The U.S. winter wheat harvest may shrink to the smallest in five years as dry weather hurt crops in Kansas, Texas and other major growing areas, some analysts said prior to the government’s first estimate for the 2011 crop.
Jerry Gidel, an analyst with North American Risk Management Services, Inc., in Chicago, projected the winter wheat crop, which will be harvested over the next few months, at 1.378 billion bushels.
Gidel’s estimate is down 7.2 percent from the 1.485 billion bushels of winter wheat harvested in 2010 and would be the smallest crop since 2006, when production was 1.294 billion bushels, according to U.S. Department of Agriculture data.
The USDA is scheduled to release its first estimates for the 2011 winter wheat crop on May 11, and will also update its monthly supply and demand data the same day. The reports will be released at 7:30 a.m. Central time.
Also during the week, the largest U.S. meat processor, Tyson Foods Inc., and the biggest dairy processor, Dean Foods Co., are expected to report quarterly results. Tyson is scheduled to release results before the market opens May 9. Dean Foods is scheduled to report results the morning of May 10.
Crop scouts found dryness-stricken fields commonplace during a tour through Kansas, the top wheat-growing state, the week of May 2, analysts said.
Based on tour results released May 6, Kansas’ wheat crop was estimated at 256.7 million bushels, down 29 percent from the 360 million bushels harvested in 2010. The crop tour was organized by the Wheat Quality Council.
“Tour participants noted that a large part of the state’s crop is showing severe moisture stress,” Doane Advisory Services analysts said in a May 6 report, “And that unless good rain arrives within the next 10 days, yield potential will drop even further – and there’s little rain in the forecast for the driest areas.”
Unfavorable growing weather and declining supplies pushed prices for wheat, corn and other commodities higher this year, though markets tumbled sharply in early May.
In trading May 6, hard red winter wheat for July delivery in Kansas City rose 17 cents to $8.74 a bushel, after earlier falling to a six-week low at $8.45 ¼.
Hard red winter wheat futures, reflecting the variety most common in Kansas and other states in the Central and Southern Plains, in mid-February touched $9.90 ½ a bushel, the highest in nearly three years.

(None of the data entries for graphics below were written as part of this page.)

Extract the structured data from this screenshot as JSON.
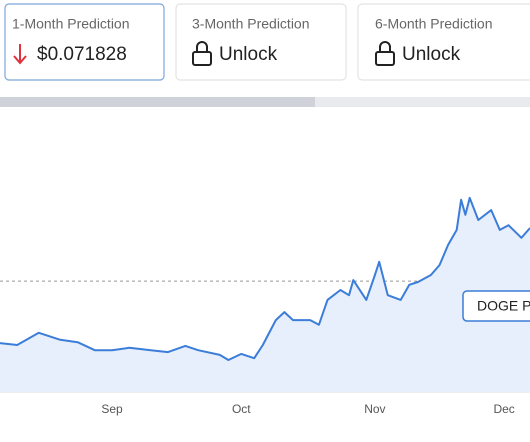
{
  "cards": [
    {
      "title": "1-Month Prediction",
      "value": "$0.071828"
    },
    {
      "title": "3-Month Prediction",
      "value": "Unlock"
    },
    {
      "title": "6-Month Prediction",
      "value": "Unlock"
    }
  ],
  "chart_data": {
    "type": "line",
    "x": [
      -26,
      -22,
      -17,
      -12,
      -8,
      -4,
      0,
      4,
      9,
      13,
      17,
      20,
      25,
      27,
      30,
      33,
      35,
      38,
      40,
      42,
      46,
      48,
      50,
      53,
      55,
      56,
      59,
      61,
      62,
      64,
      67,
      69,
      71,
      74,
      76,
      78,
      80,
      81,
      82,
      83,
      85,
      88,
      90,
      92,
      95,
      97
    ],
    "series": [
      {
        "name": "DOGE P",
        "color": "#3b7dd8",
        "values": [
          0.104,
          0.1,
          0.126,
          0.111,
          0.106,
          0.089,
          0.089,
          0.094,
          0.089,
          0.085,
          0.098,
          0.089,
          0.079,
          0.068,
          0.081,
          0.072,
          0.1,
          0.153,
          0.17,
          0.153,
          0.153,
          0.143,
          0.196,
          0.217,
          0.206,
          0.238,
          0.196,
          0.249,
          0.277,
          0.206,
          0.196,
          0.228,
          0.234,
          0.249,
          0.27,
          0.313,
          0.345,
          0.409,
          0.377,
          0.413,
          0.366,
          0.387,
          0.345,
          0.355,
          0.328,
          0.349
        ]
      }
    ],
    "xlim": [
      -26,
      97
    ],
    "xticks": [
      {
        "value": 0,
        "label": "Sep"
      },
      {
        "value": 30,
        "label": "Oct"
      },
      {
        "value": 61,
        "label": "Nov"
      },
      {
        "value": 91,
        "label": "Dec"
      }
    ],
    "ylim": [
      0,
      0.6
    ],
    "reference_line": 0.236
  }
}
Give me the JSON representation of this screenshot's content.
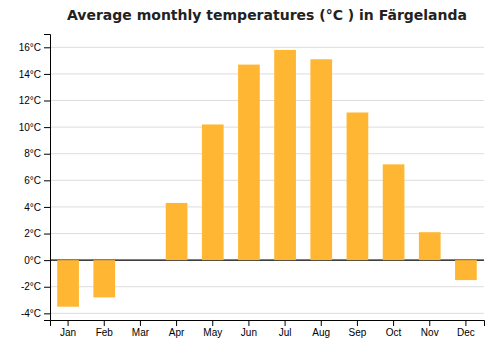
{
  "chart_data": {
    "type": "bar",
    "title": "Average monthly temperatures (°C ) in Färgelanda",
    "categories": [
      "Jan",
      "Feb",
      "Mar",
      "Apr",
      "May",
      "Jun",
      "Jul",
      "Aug",
      "Sep",
      "Oct",
      "Nov",
      "Dec"
    ],
    "values": [
      -3.5,
      -2.8,
      0.0,
      4.3,
      10.2,
      14.7,
      15.8,
      15.1,
      11.1,
      7.2,
      2.1,
      -1.5
    ],
    "color": "#FFB733",
    "ylim": [
      -4.5,
      17
    ],
    "yticks": [
      {
        "value": -4,
        "label": "-4°C"
      },
      {
        "value": -2,
        "label": "-2°C"
      },
      {
        "value": 0,
        "label": "0°C"
      },
      {
        "value": 2,
        "label": "2°C"
      },
      {
        "value": 4,
        "label": "4°C"
      },
      {
        "value": 6,
        "label": "6°C"
      },
      {
        "value": 8,
        "label": "8°C"
      },
      {
        "value": 10,
        "label": "10°C"
      },
      {
        "value": 12,
        "label": "12°C"
      },
      {
        "value": 14,
        "label": "14°C"
      },
      {
        "value": 16,
        "label": "16°C"
      }
    ],
    "grid": true
  }
}
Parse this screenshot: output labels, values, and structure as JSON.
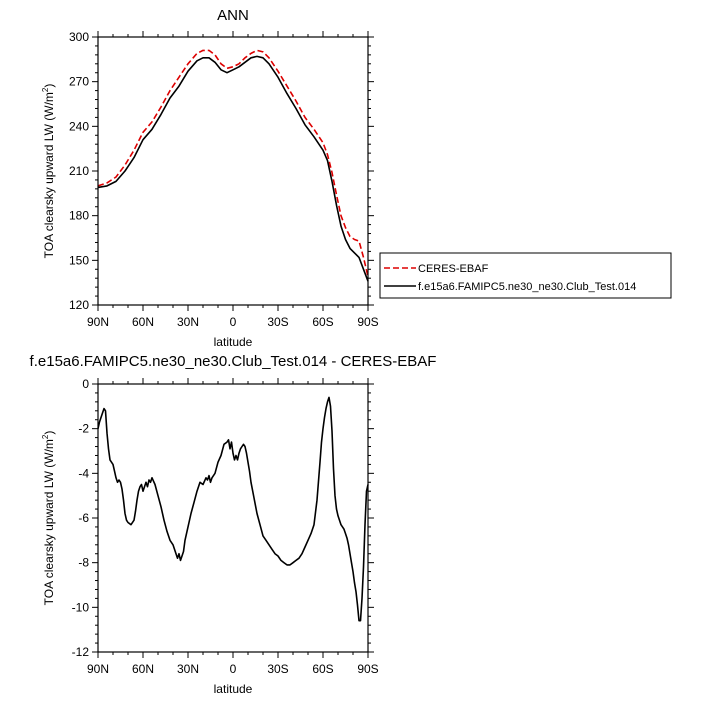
{
  "chart_data": [
    {
      "type": "line",
      "title": "ANN",
      "xlabel": "latitude",
      "ylabel": "TOA clearsky upward LW (W/m",
      "ylabel_sup": "2",
      "ylabel_end": ")",
      "xlim": [
        90,
        -90
      ],
      "ylim": [
        120,
        300
      ],
      "x_tick_values": [
        90,
        60,
        30,
        0,
        -30,
        -60,
        -90
      ],
      "x_tick_labels": [
        "90N",
        "60N",
        "30N",
        "0",
        "30S",
        "60S",
        "90S"
      ],
      "y_tick_values": [
        120,
        150,
        180,
        210,
        240,
        270,
        300
      ],
      "y_tick_labels": [
        "120",
        "150",
        "180",
        "210",
        "240",
        "270",
        "300"
      ],
      "legend_position": "right",
      "series": [
        {
          "name": "CERES-EBAF",
          "color": "#dd0000",
          "dash": "dashed",
          "x": [
            90,
            84,
            78,
            72,
            66,
            60,
            54,
            48,
            42,
            36,
            30,
            24,
            20,
            16,
            12,
            8,
            4,
            0,
            -4,
            -8,
            -12,
            -16,
            -20,
            -24,
            -30,
            -36,
            -42,
            -48,
            -54,
            -60,
            -63,
            -66,
            -69,
            -72,
            -75,
            -78,
            -81,
            -84,
            -87,
            -90
          ],
          "y": [
            200,
            202,
            206,
            214,
            224,
            236,
            243,
            253,
            264,
            273,
            282,
            289,
            291,
            291,
            288,
            282,
            279,
            280,
            282,
            286,
            289,
            291,
            290,
            286,
            277,
            267,
            257,
            246,
            238,
            229,
            221,
            209,
            194,
            180,
            172,
            166,
            164,
            163,
            152,
            139
          ]
        },
        {
          "name": "f.e15a6.FAMIPC5.ne30_ne30.Club_Test.014",
          "color": "#000000",
          "dash": "solid",
          "x": [
            90,
            84,
            78,
            72,
            66,
            60,
            54,
            48,
            42,
            36,
            30,
            24,
            20,
            16,
            12,
            8,
            4,
            0,
            -4,
            -8,
            -12,
            -16,
            -20,
            -24,
            -30,
            -36,
            -42,
            -48,
            -54,
            -60,
            -63,
            -66,
            -69,
            -72,
            -75,
            -78,
            -81,
            -84,
            -87,
            -90
          ],
          "y": [
            199,
            200,
            203,
            210,
            219,
            231,
            238,
            248,
            259,
            267,
            277,
            284,
            286,
            286,
            283,
            278,
            276,
            278,
            280,
            283,
            286,
            287,
            286,
            282,
            273,
            262,
            252,
            241,
            233,
            224,
            217,
            203,
            187,
            173,
            164,
            158,
            155,
            152,
            144,
            136
          ]
        }
      ]
    },
    {
      "type": "line",
      "title": "f.e15a6.FAMIPC5.ne30_ne30.Club_Test.014 - CERES-EBAF",
      "xlabel": "latitude",
      "ylabel": "TOA clearsky upward LW (W/m",
      "ylabel_sup": "2",
      "ylabel_end": ")",
      "xlim": [
        90,
        -90
      ],
      "ylim": [
        -12,
        0
      ],
      "x_tick_values": [
        90,
        60,
        30,
        0,
        -30,
        -60,
        -90
      ],
      "x_tick_labels": [
        "90N",
        "60N",
        "30N",
        "0",
        "30S",
        "60S",
        "90S"
      ],
      "y_tick_values": [
        -12,
        -10,
        -8,
        -6,
        -4,
        -2,
        0
      ],
      "y_tick_labels": [
        "-12",
        "-10",
        "-8",
        "-6",
        "-4",
        "-2",
        "0"
      ],
      "series": [
        {
          "color": "#000000",
          "dash": "solid",
          "x": [
            90,
            89,
            87,
            86,
            85,
            84,
            83,
            82,
            81,
            80,
            79,
            78,
            77,
            76,
            75,
            74,
            73,
            72,
            71,
            70,
            68,
            66,
            65,
            64,
            63,
            62,
            61,
            60,
            58,
            57,
            56,
            55,
            54,
            52,
            50,
            48,
            46,
            44,
            42,
            40,
            38,
            37,
            36,
            35,
            34,
            33,
            32,
            30,
            28,
            26,
            24,
            22,
            20,
            18,
            17,
            16,
            15,
            14,
            12,
            10,
            8,
            6,
            4,
            3,
            2,
            1,
            0,
            -1,
            -2,
            -3,
            -4,
            -5,
            -6,
            -7,
            -8,
            -9,
            -10,
            -11,
            -12,
            -14,
            -16,
            -18,
            -20,
            -22,
            -24,
            -26,
            -28,
            -30,
            -32,
            -34,
            -36,
            -38,
            -40,
            -42,
            -44,
            -46,
            -48,
            -50,
            -52,
            -54,
            -56,
            -58,
            -59,
            -60,
            -61,
            -62,
            -63,
            -64,
            -65,
            -66,
            -67,
            -68,
            -69,
            -70,
            -71,
            -72,
            -73,
            -74,
            -75,
            -76,
            -77,
            -78,
            -79,
            -80,
            -81,
            -82,
            -83,
            -84,
            -85,
            -86,
            -87,
            -88,
            -89,
            -90
          ],
          "y": [
            -2.0,
            -1.7,
            -1.3,
            -1.1,
            -1.2,
            -2.2,
            -2.9,
            -3.4,
            -3.5,
            -3.6,
            -3.9,
            -4.2,
            -4.4,
            -4.3,
            -4.4,
            -4.7,
            -5.2,
            -5.8,
            -6.1,
            -6.2,
            -6.3,
            -6.1,
            -5.7,
            -5.2,
            -4.8,
            -4.6,
            -4.5,
            -4.8,
            -4.4,
            -4.6,
            -4.3,
            -4.4,
            -4.2,
            -4.5,
            -5.0,
            -5.5,
            -6.1,
            -6.6,
            -7.0,
            -7.2,
            -7.6,
            -7.8,
            -7.6,
            -7.9,
            -7.7,
            -7.5,
            -7.0,
            -6.4,
            -5.8,
            -5.3,
            -4.8,
            -4.4,
            -4.5,
            -4.2,
            -4.3,
            -4.1,
            -4.4,
            -4.2,
            -4.0,
            -3.5,
            -3.2,
            -2.7,
            -2.6,
            -2.5,
            -2.9,
            -2.6,
            -3.1,
            -3.4,
            -3.2,
            -3.4,
            -3.1,
            -2.9,
            -2.8,
            -2.7,
            -2.8,
            -3.1,
            -3.5,
            -3.9,
            -4.4,
            -5.1,
            -5.8,
            -6.3,
            -6.8,
            -7.0,
            -7.2,
            -7.4,
            -7.6,
            -7.7,
            -7.9,
            -8.0,
            -8.1,
            -8.1,
            -8.0,
            -7.9,
            -7.8,
            -7.6,
            -7.3,
            -7.0,
            -6.7,
            -6.3,
            -5.2,
            -3.5,
            -2.6,
            -2.0,
            -1.5,
            -1.1,
            -0.8,
            -0.6,
            -1.0,
            -2.1,
            -3.8,
            -5.0,
            -5.6,
            -5.9,
            -6.1,
            -6.3,
            -6.4,
            -6.5,
            -6.7,
            -6.9,
            -7.2,
            -7.6,
            -8.0,
            -8.4,
            -8.9,
            -9.3,
            -9.9,
            -10.6,
            -10.6,
            -9.6,
            -8.2,
            -6.3,
            -4.8,
            -4.5
          ]
        }
      ]
    }
  ]
}
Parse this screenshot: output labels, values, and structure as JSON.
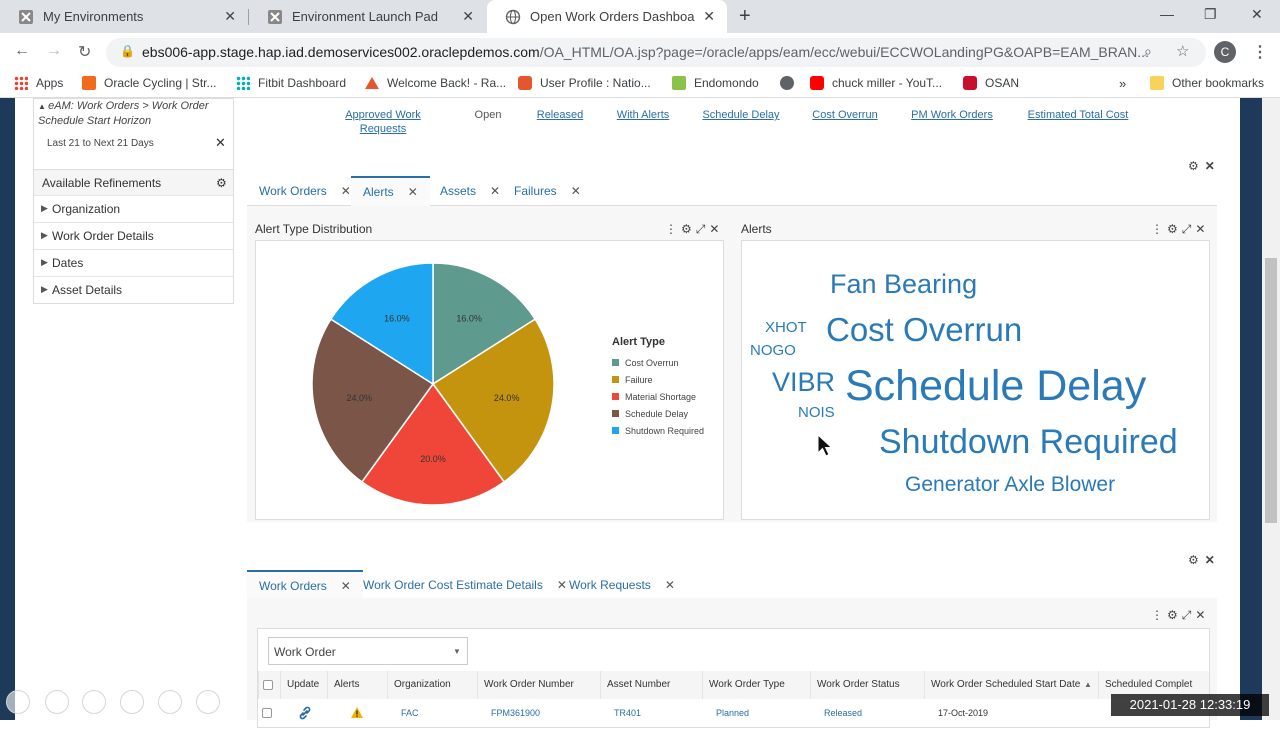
{
  "browser": {
    "tabs": [
      {
        "title": "My Environments",
        "active": false
      },
      {
        "title": "Environment Launch Pad",
        "active": false
      },
      {
        "title": "Open Work Orders Dashboard",
        "active": true
      }
    ],
    "url_host": "ebs006-app.stage.hap.iad.demoservices002.oraclepdemos.com",
    "url_path": "/OA_HTML/OA.jsp?page=/oracle/apps/eam/ecc/webui/ECCWOLandingPG&OAPB=EAM_BRAN...",
    "profile_initial": "C",
    "bookmarks": [
      "Apps",
      "Oracle Cycling | Str...",
      "Fitbit Dashboard",
      "Welcome Back! - Ra...",
      "User Profile : Natio...",
      "Endomondo",
      "",
      "chuck miller - YouT...",
      "OSAN"
    ],
    "bookmarks_more": "»",
    "other_bookmarks": "Other bookmarks"
  },
  "filter": {
    "crumb": "eAM: Work Orders > Work Order Schedule Start Horizon",
    "chip": "Last 21 to Next 21 Days",
    "refinements_title": "Available Refinements",
    "refinements": [
      "Organization",
      "Work Order Details",
      "Dates",
      "Asset Details"
    ]
  },
  "measures": [
    "Approved Work Requests",
    "Open",
    "Released",
    "With Alerts",
    "Schedule Delay",
    "Cost Overrun",
    "PM Work Orders",
    "Estimated Total Cost"
  ],
  "top_tabs": [
    "Work Orders",
    "Alerts",
    "Assets",
    "Failures"
  ],
  "alert_dist": {
    "title": "Alert Type Distribution",
    "chart_data": {
      "type": "pie",
      "legend_title": "Alert Type",
      "legend_position": "right",
      "labels": [
        "Cost Overrun",
        "Failure",
        "Material Shortage",
        "Schedule Delay",
        "Shutdown Required"
      ],
      "values": [
        16.0,
        24.0,
        20.0,
        24.0,
        16.0
      ],
      "value_labels": [
        "16.0%",
        "24.0%",
        "20.0%",
        "24.0%",
        "16.0%"
      ],
      "colors": [
        "#5f9a8e",
        "#c4940e",
        "#f0463a",
        "#7a5548",
        "#1ea7f0"
      ]
    }
  },
  "alerts_cloud": {
    "title": "Alerts",
    "tags": [
      "Fan Bearing",
      "XHOT",
      "NOGO",
      "Cost Overrun",
      "VIBR",
      "NOIS",
      "Schedule Delay",
      "Shutdown Required",
      "Generator Axle Blower"
    ]
  },
  "bottom_tabs": [
    "Work Orders",
    "Work Order Cost Estimate Details",
    "Work Requests"
  ],
  "table": {
    "view_label": "Work Order",
    "columns": [
      "Update",
      "Alerts",
      "Organization",
      "Work Order Number",
      "Asset Number",
      "Work Order Type",
      "Work Order Status",
      "Work Order Scheduled Start Date",
      "Scheduled Complet"
    ],
    "rows": [
      {
        "organization": "FAC",
        "wo_number": "FPM361900",
        "asset": "TR401",
        "type": "Planned",
        "status": "Released",
        "start_date": "17-Oct-2019",
        "complete": ""
      }
    ]
  },
  "timestamp": "2021-01-28  12:33:19",
  "colors": {
    "link": "#2a6ea6",
    "frame": "#1e3a5a",
    "cloud": "#2a7ab8"
  }
}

Traders and analysts will also check the USDA’s weekly crop progress reports May 9 to see if farmers made further headway in what has been a slow planting season so far in the Midwest. Unusually cold and wet weather has stymied fieldwork in many areas, stirring concern that late crops could hurt production during a year when U.S. corn stocks are heading toward 15-year lows.